Through painstaking collection of hard-to-uncover data and careful analysis, Eberstadt provides a quantitative tableau of North Korea’s terrible failure in its economic race against South Korea; its stubborn adherence to policies all but guaranteed to stifle growth and undermine economic performance; and the longstanding official effort to ignore, or mitigate, pressures for economic reform.
Eberstadt is skeptical of optimistic accounts from South Korea and elsewhere suggesting that the North Korean leadership is interested in resolving the current nuclear impasse, and getting on with the business of reform and development. So long as Pyongyang’s rulers entertain the ambition of reunifying the Korean peninsula on its own terms, Eberstadt argues, economic reforms worthy of the name will be subversive of state authority–and vigilantly resisted by Pyongyang’s rulers.
This authoritative volume will be important for Asian specialists, as well as those concerned with nuclear proliferation and world peace, and for international relations professionals in general.
Pick up your copy today.


11 Comments
Also interesting to note is today’s article in the Chosun Ilbo about China’s investment North Korea natural resources.:
This sounds like the real “Northeast Project” perhaps.

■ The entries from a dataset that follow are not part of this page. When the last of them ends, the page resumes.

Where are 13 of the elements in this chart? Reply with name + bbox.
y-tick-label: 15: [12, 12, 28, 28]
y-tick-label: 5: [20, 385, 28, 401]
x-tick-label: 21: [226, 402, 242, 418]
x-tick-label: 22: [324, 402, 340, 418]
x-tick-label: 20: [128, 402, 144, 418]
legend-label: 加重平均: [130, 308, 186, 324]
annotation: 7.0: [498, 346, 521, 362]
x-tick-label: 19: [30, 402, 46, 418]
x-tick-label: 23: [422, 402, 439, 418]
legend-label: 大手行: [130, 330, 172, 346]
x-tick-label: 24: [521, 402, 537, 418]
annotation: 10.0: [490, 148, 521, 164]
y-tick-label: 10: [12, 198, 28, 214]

Kim Jong-il’ regime is not so much different from the Rhee Dynasty. Their first priority is to maintain the regime no matter how many people starve. They have many things in common, corruption, cruelty, incompetence, seclusion from the outside world, etc.

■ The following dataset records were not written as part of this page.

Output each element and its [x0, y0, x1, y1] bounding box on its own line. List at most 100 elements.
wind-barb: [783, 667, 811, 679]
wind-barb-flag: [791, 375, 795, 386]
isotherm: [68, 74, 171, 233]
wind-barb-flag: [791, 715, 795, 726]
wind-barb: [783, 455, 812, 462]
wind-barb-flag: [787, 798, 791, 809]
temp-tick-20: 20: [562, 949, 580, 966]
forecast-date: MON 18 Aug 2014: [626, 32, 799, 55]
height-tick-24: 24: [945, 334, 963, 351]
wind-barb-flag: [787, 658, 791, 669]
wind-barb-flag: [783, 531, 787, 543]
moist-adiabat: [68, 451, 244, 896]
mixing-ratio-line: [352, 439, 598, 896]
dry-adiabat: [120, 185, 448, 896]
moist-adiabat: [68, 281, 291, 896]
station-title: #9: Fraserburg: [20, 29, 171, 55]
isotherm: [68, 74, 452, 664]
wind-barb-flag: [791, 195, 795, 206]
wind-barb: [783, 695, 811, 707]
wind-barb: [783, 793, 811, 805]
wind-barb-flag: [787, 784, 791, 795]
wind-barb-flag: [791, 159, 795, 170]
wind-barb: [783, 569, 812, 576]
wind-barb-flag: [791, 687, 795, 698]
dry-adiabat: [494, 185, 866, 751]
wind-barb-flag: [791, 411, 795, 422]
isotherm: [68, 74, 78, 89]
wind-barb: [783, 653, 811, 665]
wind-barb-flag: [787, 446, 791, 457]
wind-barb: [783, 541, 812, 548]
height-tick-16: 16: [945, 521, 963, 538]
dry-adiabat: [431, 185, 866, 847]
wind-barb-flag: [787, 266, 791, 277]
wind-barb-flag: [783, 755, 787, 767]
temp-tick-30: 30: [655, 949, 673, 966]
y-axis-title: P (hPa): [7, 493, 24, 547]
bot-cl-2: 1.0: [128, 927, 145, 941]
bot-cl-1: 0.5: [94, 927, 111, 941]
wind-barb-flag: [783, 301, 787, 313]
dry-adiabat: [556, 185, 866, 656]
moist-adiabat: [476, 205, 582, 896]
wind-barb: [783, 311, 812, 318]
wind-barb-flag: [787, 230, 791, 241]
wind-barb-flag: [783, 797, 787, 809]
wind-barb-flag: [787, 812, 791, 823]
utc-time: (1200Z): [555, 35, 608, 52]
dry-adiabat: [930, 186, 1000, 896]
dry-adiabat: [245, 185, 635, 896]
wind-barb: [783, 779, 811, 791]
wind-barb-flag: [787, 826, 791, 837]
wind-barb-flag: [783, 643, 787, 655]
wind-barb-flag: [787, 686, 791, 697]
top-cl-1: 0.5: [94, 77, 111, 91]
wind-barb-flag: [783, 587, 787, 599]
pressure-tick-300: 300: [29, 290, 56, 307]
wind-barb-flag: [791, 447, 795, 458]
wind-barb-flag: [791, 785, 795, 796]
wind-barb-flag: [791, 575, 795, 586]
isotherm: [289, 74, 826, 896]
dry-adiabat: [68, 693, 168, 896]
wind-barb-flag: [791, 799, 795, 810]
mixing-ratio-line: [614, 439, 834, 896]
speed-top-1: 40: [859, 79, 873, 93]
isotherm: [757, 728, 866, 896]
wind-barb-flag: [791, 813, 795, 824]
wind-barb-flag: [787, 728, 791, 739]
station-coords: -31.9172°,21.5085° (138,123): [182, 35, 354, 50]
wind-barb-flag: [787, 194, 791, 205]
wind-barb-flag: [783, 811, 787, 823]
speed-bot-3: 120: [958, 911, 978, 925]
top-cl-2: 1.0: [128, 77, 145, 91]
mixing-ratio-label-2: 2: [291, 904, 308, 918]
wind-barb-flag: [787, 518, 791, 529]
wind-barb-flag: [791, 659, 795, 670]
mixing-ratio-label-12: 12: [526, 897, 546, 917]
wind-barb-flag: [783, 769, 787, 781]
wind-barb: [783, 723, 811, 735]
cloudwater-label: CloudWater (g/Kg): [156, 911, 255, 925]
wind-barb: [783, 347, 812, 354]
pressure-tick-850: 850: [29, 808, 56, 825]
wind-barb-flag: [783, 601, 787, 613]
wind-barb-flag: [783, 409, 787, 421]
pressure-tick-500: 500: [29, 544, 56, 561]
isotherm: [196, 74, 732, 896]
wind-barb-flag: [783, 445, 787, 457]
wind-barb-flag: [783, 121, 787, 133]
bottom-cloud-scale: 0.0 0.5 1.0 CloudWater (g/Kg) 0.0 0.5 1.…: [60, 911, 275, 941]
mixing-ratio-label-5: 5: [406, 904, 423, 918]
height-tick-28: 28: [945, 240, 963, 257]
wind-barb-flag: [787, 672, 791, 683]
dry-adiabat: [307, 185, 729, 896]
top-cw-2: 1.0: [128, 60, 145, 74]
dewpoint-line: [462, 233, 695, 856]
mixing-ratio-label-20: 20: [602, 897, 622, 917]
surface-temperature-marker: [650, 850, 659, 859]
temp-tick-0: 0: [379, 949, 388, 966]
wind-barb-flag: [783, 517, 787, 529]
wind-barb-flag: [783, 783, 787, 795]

Or the Tokugawa Shogunate. But I guess it really doesn’t matter who we compare it to…
BS. KJI’s regime is far more brutal than Rhee’s regime was. I certainly don’t recall ever hearing of massive concentration camps for political prisoners, there’s just no comparison.
He was referring to the Yi (Lee, Rhee) Dynasty, i.e., the Joseon era, Snow.

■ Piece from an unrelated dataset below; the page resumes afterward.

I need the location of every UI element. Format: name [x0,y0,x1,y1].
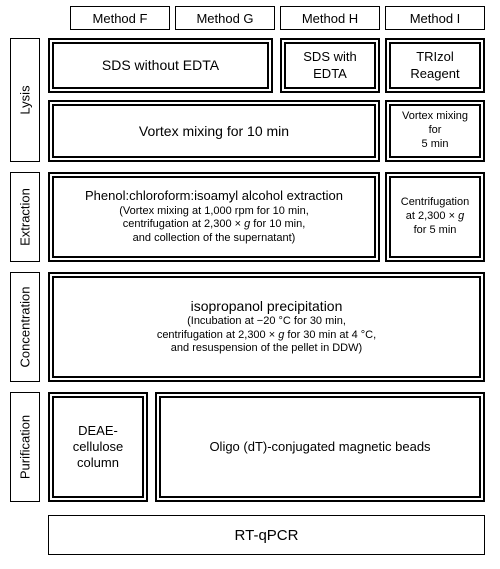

I believe tocchin ways talking about what most people refer to as the Chosun dynasty.
Oops, thanks Robert for setting me straight on that. What did the Rhee or Chosun dynasty do that was so bad? I hardly think that they were unique, especially for those times, whereas KJI is nasty for modern times and has the modern means to be nastier than regimes in the past were, at least in terms of numbers killed and concentration camps for political prisoners.
Under Tokugawa Shougnate the population exploded so much thanks to their farmland reclamation and progress in civil engineering. There was no civil war or major uprising during 250 years of the Tokugawa period. The litercy rate was among the world highest. Tokugawa installed one of the wold biggest tap water systems in Edo(what is now Tokyo.). The market economy prospered to such a extent that the world’s first future commodity market appeared in Osaka in the 17th century. The population in Korea remained stagnant and pre-modern urban consumption was nonexsistent before the Japanese colonial rule.
Got it, tocchin.
Is anybody here of the Bruce Cuming’s school of thought that 20 or 30 years from now we’ll still be discussing the “imminent collapse” of North Korea? (Even a stopped clock is …..)
If Bush and future presidents line up to kiss KJI’s butt and SK and China keep propping him up, who knows how long he might last.